Das Spiel kann sowohl mit zwei Gütern und zwei verschiedenfarbigen Leitungsplättchen als auch mit drei Gütern und drei verschiedenfarbigen Leitungsplättchen gespielt werden. Zudem gibt es sechs verschiedene Spielpläne mit unterschiedlich vielen Maschinenanschlüssen.
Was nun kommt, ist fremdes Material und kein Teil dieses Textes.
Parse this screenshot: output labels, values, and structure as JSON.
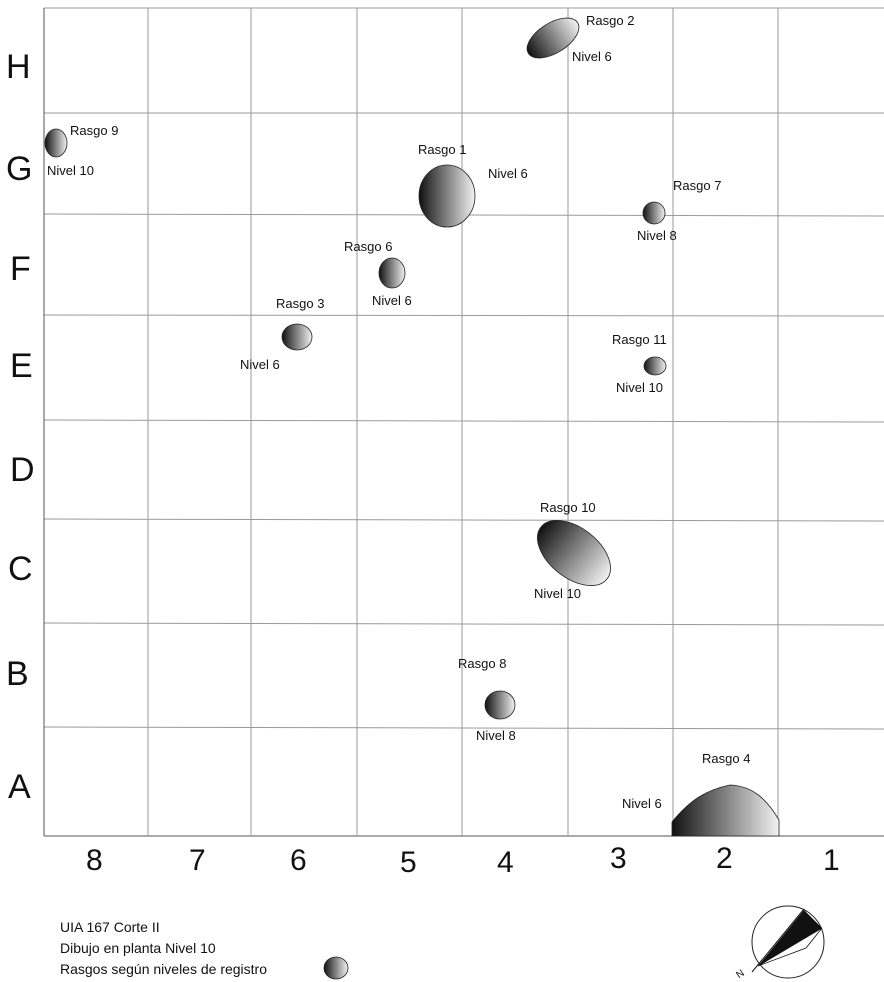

„Verrückte Fracht“ ist gar nicht so verrückt, auch wenn die verlegten Leitungen durchaus chaotisch aussehen. Im Gegenteil, es ist ein Spiel bei dem durchaus viel nachgedacht werden darf – viel Hirnzwirblerpotential. Durch die Möglichkeit des simultanen Spiels in der ersten Phase und einer kurzen zweiten Phase bleibt die Wartezeit verhältnismäßig gering und kann teilweise genutzt werden, um die eigene Taktik weiter zu planen oder sich das Leitungssystem der gegnerischen Person anzuschauen. Dieses sollte nicht vernachlässigt werden. Güter, die von der gegnerischen Person auf LKWs geladen werden, sollten nach Möglichkeit entladen werden, um Punkte und Bonusplättchen zu sammeln. Hierdurch entsteht einige Interaktion, denn LKWs können ebenfalls bei dem Gegner ausgespielt werden, um unter Umständen das Beladen zu verhindern, wenn dieses taktisch sinnvoll ist.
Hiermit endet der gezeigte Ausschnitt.